Please download the model from Huggingface and place it in the directory described below.
QNN Branch:
- Xiaomi 13 series: root_folder/app/src/main/assets/stable_diffusion/qnn_model_8550/
- Xiaomi 14 series: root_folder/app/src/main/assets/stable_diffusion/qnn_model_8650/
ONNX Branch:
- Xiaomi series: root_folder/app/src/main/assets/stable_diffusion/onnx/
Uncompressed models website:
SDK | NDK | CMAKE | DEVICE PLATFORM |
---|---|---|---|
33 | 26.0.10792818 | 3.18.1 | Qualcomm 8 Gen 2/8 Gen 3 |
Device | Platform | Processing Unit | Units of Memory | Model Size(GB) | Memory Request(GB) | Image Resolution | Inference Time(s) |
---|---|---|---|---|---|---|---|
Xiaomi 13/Pro | 8Gen2 | NPU | INT8 | 1.10 | 1.5 | 512 | 9.4 |
XiaoMi 14/Pro | 8Gen3 | NPU | INT8 | 1.10 | 1.5 | 512 | 4.6 |
Xiaomi 13/Pro | 8Gen2 | CPU | FLOAT16 | 1.93 | 12 | 256 | 134 |
XiaoMi 14/Pro | 8Gen3 | CPU | FLOAT16 | 1.93 | 12 | 256 | 103 |
Notes:
- These benchmarks were conducted by Xiaomi Mobile Phone Team, and were tested on Xiaomi 13 series and Xiaomi 14 series in October 2023.
- The specific explanations of the above parameters are as follows:
- "Device" represents the test mobile phone model.
- "Platform" represents the corresponding Qualcomm chip model of the test mobile phone.
- "Processing Unit" represents the selected computing unit.
- "Model Size" is the size of the SD model.
- "Memory Request" is the runtime memory consumption.
- "Inference Time" is the time taken to generate an image.
- The image generation process follows the standard SD image generation process: 20 steps, 512*512 resolution, and 77 text token length.
- If the actual prompt length exceeds 77, it will be cropped to 77 characters, including the start and end tokens.
- Unet runs with a batch size of 1, so Unet needs to be executed twice for positive and negative prompts separately, and then combined the result together.
- The model parameters for running on NPU are W8A16, and on CPU, they are W16A16.
- The CPU version requires a large amount of phone memory to run properly.
- This project is developed based on the Stable Diffusion V1.5 architecture, and does not support other architectures of SD models for now.
- Performance heavily depends on the hardware, system loading, and thermal status.
XiaoMi SD adopts Post-Training Quantization (PTQ) to convert the Float32 model into an INT8 quantized model.
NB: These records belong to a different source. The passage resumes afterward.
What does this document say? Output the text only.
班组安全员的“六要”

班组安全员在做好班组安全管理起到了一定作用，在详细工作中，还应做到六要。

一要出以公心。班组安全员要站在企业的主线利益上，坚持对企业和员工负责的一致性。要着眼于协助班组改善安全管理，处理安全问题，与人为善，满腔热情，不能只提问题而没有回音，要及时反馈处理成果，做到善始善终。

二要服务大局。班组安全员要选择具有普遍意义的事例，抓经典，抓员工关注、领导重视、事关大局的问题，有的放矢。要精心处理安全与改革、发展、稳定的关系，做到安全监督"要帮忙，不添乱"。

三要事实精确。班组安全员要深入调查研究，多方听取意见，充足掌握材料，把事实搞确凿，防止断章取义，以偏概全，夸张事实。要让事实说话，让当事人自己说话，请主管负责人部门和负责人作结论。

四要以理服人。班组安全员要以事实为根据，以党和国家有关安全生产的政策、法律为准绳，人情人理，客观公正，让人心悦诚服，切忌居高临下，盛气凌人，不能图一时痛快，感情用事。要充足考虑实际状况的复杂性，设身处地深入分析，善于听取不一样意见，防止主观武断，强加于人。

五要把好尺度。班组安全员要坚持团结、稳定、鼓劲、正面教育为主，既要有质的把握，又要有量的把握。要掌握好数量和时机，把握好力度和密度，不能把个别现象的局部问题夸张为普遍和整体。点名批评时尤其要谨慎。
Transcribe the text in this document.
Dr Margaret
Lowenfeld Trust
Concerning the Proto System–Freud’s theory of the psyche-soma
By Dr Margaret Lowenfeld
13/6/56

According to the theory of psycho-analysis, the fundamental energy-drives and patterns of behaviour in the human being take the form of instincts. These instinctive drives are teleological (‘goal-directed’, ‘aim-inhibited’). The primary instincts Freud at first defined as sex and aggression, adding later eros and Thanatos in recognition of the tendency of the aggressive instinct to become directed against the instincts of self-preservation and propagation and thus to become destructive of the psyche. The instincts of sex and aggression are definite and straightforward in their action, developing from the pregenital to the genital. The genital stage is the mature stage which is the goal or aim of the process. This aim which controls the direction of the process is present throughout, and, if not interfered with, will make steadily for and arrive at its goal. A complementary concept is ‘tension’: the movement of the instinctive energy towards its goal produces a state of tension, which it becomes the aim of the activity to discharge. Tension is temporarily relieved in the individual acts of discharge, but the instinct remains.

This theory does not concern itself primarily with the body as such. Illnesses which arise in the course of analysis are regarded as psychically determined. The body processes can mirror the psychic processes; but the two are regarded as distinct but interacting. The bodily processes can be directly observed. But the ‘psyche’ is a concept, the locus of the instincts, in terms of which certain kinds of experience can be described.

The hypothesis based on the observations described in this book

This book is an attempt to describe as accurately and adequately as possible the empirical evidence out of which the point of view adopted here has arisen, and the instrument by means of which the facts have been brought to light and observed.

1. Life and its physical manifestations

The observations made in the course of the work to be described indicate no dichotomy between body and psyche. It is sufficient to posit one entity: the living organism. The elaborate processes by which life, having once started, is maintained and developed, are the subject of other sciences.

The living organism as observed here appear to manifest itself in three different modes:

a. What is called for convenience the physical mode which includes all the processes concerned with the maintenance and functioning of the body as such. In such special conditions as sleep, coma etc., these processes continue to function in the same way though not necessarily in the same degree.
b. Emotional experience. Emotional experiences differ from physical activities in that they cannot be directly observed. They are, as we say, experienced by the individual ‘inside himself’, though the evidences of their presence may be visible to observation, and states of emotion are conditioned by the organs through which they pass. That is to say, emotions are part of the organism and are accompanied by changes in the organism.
PTQ process reduces the model size to approximately
- Calibration Data Collection: Collect high-quality prompt datasets from various domains as calibration datasets.
- Quantization Calibration Method: Use the AdaRound quantization algorithm and high-precision per-channel quantization methods to pick the optimal 8-bit fixed-point values for floating-point weight parameters. PTQ significantly reduces the storage and computation requirements of the model without sacrificing the performance of the large SD model, thereby improving the model's usability in resource-constrained environments.
Compared to the CPU solution, XiaoMi SD deploys the quantized model on Qualcomm's NPU through the QNN framework, fully utilizing the parallel computing capabilities of the NPU. This allows high-density operations such as matrix multiplication and convolution operations in deep learning to leverage hardware acceleration at the chip level, reducing power consumption and improving computational efficiency.
- Model Size reduces 75%+
- Memory Usage reduces 75%+
- Inference Speed increases 95%+